"People have been waiting a long time."

These are the words of Mark McKee, owner of Mark McKee's Barber Shop on Quaker Road in Gasport. The reopening of Western New York is now in its next stage, Phase II. This includes opening for offices, real estate, in-store retail, automobile sales and repair, cleaning services, commercial building management and barbershops and salons.

The road to reopening has not been easy for many in the barbering profession, McKee said. Because many barbers, including himself, are sole-proprietors, they do not usually employ anyone else and are ineligible for the aid other businesses can receive. For himself,, McKee said he received two $600 checks from the CARES Act with unemployment. While he's not ungrateful, he said the unemployment was not coming through for this region. In short, it's been a long time to wait since March 21.

"Everybody's anxious," Mark said of the shutdown, and explained he's been receiving calls and texts for haircuts and hasn't been able to put a schedule down in stone. "If one day more goes by before the reopening, I'd have to rearrange everything."

McKee said he can usually do 14 to 18 haircuts in a day, and hopes to shave off a few minutes by not offering speciality features like beards, a service he often provided for his clientele.

"Just for the first three or four weeks," he said. "I'm going to get as many people as possible."

Not used to inactivity, McKee said he's kept busy during the shutdown.

"I've accomplished a lot of things I haven't gotten to in years," he said. Along with a new sign, he's cleaned up his workshop a bit, and made it more safe by setting up chairs outside and limiting the amount of people inside. It's important to stay safe, he said, and feels like he has to be responsible.

"A lot of elderly guys get their hair cut here," McKee said.

Other businesses in the area are also glad to be reopening. Ron Slaby of Kirk Starkweather said he's now able to open up his lumberyard in Newfane.

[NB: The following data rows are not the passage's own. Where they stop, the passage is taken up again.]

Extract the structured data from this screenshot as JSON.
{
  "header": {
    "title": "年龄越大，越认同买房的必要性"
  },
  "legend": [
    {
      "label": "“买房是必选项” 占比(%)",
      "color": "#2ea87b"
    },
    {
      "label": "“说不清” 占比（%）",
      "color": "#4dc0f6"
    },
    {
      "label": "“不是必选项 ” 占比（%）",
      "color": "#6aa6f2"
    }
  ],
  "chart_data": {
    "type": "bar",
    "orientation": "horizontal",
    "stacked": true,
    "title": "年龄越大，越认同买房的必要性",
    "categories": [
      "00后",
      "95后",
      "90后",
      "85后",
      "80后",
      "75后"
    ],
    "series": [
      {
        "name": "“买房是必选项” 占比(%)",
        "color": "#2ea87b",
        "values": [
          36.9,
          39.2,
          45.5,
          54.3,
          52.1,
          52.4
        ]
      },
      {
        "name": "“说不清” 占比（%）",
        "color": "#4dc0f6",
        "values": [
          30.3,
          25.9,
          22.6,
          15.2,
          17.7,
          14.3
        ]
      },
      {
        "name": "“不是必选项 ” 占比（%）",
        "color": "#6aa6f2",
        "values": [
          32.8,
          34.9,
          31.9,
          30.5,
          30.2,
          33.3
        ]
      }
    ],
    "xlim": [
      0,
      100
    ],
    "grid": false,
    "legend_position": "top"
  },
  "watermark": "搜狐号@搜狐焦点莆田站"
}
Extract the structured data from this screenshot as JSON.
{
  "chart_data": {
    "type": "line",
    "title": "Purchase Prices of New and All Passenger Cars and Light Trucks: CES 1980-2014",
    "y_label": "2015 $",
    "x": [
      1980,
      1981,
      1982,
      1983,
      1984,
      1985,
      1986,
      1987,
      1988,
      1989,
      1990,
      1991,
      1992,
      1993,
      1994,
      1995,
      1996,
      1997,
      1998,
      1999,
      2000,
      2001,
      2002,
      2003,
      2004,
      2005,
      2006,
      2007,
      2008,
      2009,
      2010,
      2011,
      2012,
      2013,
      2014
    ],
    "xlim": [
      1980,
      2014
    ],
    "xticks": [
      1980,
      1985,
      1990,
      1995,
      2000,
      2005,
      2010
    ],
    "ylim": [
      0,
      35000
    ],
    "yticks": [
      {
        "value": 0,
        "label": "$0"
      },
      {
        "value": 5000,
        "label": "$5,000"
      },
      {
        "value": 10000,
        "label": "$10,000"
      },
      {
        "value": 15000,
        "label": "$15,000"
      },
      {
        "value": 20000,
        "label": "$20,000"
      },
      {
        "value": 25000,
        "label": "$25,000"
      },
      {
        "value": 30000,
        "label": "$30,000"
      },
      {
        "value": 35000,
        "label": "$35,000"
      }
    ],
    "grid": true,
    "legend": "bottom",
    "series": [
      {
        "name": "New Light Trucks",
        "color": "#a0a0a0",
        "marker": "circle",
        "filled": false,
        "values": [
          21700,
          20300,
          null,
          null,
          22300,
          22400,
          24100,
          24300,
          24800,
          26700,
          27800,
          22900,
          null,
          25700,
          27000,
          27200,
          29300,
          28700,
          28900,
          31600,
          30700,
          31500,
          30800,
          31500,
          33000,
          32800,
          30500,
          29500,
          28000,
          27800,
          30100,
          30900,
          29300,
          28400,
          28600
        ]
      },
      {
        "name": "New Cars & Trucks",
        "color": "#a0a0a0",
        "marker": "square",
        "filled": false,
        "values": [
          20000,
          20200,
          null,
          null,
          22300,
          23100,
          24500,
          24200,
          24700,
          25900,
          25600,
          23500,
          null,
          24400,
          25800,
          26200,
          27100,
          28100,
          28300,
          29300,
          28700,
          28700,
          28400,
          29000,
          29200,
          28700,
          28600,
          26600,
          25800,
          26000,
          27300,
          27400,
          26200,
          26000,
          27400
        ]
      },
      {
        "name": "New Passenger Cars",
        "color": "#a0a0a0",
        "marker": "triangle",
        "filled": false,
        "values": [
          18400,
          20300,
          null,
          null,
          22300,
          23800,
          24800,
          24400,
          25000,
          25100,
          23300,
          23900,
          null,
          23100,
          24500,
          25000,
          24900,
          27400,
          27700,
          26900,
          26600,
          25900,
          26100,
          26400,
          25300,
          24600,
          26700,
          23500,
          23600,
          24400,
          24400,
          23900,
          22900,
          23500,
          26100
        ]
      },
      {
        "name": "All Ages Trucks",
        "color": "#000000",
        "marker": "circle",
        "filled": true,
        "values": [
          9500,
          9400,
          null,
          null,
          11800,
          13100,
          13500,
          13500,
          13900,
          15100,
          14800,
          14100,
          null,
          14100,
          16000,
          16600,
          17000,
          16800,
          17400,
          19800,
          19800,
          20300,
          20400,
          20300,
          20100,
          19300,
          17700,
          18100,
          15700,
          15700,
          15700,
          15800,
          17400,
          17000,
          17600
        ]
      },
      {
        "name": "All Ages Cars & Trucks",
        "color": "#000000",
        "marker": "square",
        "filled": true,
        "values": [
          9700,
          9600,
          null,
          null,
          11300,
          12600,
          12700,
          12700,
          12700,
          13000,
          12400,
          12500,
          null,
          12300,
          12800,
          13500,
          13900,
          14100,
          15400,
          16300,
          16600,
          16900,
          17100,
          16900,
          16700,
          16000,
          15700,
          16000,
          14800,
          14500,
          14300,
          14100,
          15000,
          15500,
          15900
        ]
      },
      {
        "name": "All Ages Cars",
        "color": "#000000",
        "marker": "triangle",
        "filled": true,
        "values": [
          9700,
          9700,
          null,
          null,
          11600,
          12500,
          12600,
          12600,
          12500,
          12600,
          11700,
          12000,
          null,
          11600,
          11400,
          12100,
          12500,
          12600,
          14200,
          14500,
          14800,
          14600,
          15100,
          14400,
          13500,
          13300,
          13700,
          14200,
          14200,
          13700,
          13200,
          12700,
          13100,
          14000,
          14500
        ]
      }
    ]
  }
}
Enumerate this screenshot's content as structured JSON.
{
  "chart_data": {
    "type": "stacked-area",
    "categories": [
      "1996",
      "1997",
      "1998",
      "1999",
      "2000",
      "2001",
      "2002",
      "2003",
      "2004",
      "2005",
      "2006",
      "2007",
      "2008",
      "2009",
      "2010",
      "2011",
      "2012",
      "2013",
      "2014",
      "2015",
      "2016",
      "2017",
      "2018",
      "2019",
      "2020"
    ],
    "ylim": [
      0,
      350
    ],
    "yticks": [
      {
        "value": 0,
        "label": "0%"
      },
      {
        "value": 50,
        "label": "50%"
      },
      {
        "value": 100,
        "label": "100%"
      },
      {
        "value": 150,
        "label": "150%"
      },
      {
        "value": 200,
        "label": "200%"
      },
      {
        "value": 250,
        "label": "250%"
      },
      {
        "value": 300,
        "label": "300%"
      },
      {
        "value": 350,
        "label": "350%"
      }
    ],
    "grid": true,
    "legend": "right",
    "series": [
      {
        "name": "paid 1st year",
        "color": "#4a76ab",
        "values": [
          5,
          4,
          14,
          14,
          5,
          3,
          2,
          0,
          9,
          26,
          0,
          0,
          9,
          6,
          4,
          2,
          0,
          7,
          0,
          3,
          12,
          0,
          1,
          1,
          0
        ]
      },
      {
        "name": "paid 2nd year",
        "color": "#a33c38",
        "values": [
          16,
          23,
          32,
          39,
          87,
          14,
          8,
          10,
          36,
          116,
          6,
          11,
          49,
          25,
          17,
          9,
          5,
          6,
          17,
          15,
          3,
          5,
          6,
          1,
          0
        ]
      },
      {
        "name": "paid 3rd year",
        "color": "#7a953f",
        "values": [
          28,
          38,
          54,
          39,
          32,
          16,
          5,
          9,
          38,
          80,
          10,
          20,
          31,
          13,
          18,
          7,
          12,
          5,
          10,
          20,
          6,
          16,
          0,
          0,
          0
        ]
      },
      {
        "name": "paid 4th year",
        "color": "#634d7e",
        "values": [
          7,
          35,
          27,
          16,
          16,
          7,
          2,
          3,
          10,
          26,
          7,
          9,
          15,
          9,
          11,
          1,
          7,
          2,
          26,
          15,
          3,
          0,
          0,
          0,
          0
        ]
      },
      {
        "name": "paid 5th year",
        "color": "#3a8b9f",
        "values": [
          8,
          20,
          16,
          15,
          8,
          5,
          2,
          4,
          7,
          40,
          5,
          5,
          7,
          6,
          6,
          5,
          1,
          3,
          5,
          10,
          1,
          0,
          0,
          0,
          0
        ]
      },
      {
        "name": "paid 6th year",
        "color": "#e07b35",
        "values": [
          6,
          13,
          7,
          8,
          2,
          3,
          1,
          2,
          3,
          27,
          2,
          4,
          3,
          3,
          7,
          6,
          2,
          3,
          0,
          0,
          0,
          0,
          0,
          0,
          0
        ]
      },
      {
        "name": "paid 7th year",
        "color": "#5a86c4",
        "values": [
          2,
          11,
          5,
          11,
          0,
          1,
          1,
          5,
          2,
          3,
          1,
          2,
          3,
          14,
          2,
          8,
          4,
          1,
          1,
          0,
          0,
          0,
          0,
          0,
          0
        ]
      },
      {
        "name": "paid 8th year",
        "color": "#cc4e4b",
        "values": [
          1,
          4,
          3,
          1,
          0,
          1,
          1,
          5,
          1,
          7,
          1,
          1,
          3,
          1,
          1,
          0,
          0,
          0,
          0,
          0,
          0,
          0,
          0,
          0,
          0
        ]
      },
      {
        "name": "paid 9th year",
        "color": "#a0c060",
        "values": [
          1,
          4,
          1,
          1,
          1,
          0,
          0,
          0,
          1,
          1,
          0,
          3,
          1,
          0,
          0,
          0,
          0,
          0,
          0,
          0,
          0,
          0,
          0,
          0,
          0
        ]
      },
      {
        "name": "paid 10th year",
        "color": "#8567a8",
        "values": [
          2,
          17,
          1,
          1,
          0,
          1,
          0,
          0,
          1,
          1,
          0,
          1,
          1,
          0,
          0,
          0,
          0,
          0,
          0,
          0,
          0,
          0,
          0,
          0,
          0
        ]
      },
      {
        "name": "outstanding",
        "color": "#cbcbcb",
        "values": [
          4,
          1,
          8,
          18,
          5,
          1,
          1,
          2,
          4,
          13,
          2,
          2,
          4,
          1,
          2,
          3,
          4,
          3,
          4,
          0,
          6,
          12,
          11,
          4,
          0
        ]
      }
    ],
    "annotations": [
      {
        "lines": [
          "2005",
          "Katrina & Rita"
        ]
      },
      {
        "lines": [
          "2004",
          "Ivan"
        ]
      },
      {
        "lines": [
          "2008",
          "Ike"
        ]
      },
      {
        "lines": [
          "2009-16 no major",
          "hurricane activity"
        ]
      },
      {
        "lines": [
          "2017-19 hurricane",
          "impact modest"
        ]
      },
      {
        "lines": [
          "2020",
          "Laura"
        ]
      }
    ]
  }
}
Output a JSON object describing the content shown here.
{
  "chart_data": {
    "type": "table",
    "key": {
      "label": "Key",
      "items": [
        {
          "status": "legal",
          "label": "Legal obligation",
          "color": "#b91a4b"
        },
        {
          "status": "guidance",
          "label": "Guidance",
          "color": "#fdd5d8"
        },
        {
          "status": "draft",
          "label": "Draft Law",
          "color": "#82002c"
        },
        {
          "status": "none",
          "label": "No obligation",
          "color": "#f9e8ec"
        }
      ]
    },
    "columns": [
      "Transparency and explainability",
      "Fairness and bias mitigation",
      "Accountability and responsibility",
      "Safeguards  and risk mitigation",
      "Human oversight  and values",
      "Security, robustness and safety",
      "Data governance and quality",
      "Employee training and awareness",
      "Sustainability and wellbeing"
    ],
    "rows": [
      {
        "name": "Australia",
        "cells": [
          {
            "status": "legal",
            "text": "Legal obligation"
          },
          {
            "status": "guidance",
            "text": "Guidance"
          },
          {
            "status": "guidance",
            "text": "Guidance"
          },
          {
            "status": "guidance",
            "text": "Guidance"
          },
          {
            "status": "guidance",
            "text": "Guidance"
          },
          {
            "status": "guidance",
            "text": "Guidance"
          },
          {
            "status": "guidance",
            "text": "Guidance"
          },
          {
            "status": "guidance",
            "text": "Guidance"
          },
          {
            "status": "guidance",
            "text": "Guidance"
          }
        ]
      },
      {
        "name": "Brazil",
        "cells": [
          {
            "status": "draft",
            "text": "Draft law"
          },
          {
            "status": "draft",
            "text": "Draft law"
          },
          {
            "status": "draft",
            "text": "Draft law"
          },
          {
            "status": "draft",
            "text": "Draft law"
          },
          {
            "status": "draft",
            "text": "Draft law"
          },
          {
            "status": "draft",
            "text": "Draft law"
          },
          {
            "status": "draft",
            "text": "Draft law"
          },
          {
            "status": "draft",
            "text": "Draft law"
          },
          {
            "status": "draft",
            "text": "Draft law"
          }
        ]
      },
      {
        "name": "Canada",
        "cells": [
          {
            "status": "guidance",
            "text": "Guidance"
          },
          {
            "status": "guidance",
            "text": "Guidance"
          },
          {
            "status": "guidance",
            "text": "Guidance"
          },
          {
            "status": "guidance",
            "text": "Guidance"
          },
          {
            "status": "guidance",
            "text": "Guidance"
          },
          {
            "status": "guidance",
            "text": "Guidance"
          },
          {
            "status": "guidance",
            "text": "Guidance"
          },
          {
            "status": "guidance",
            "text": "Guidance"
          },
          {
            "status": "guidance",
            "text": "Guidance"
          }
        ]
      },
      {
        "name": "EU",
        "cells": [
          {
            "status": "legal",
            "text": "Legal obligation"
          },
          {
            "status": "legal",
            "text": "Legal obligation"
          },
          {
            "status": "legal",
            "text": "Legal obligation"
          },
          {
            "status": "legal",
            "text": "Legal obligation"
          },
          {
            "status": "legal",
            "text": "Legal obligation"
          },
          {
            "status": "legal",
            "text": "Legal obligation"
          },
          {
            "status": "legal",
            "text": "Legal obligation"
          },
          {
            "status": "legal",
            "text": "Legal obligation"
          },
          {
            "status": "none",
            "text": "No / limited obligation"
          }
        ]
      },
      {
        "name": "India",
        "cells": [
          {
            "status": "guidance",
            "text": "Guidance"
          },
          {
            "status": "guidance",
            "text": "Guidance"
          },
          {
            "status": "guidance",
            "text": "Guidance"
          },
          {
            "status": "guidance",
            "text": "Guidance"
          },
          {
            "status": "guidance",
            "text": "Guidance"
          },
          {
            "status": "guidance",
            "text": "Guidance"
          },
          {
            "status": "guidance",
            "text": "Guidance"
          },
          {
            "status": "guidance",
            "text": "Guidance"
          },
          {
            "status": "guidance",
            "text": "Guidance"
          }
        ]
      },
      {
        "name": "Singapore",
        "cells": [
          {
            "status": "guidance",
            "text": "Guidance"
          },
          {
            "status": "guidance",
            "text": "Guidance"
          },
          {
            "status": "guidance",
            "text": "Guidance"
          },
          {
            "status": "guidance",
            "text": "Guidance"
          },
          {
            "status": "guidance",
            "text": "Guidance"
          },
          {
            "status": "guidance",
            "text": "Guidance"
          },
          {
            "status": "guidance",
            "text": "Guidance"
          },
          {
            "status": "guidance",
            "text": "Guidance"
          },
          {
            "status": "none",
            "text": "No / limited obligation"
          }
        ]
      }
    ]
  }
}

"We do post-frame buildings and we also have a lumberyard," he said. "Construction was allowed to open on Phase One. We had done one job during the real pause of it because it was an essential job for a company making hand sanitizer. Then, of course, in Phase 1 we started working in earnest. ... I think things are coming back faster than what we first anticipated."

In Wilson, Rob Mucha of Afishionado Sportsfishing said the shutdown has taken a financial toll on locals, as well as, visitors who would often come to charter fish. The charter boat business, which often picks up trout and salmon, has sets of loyal customers, many of whom may very well come back as fears get overcome by a desire to enjoy the summer.

"I think business will probably be OK," he said. "If it's open and people are willing to wear their face-masks, I think everybody is dying and itching to do something. So, if it's legal to do it, let's do it."

Another business in Wilson, Dee's Bungalow also hopes to win back their cancelled stays at their cottage in Olcott.

"Any bookings that we had for March and April, and half-way through May immediately canceled," Dee Wolleyhan, owner of the rental business. "People weren't gong to travel, we usually have the fishermen in the springtime, so, we lost a lot of bookings, and then as soon as Phase One started to happen, people started to call and started booking from that point on. But it affected us greatly."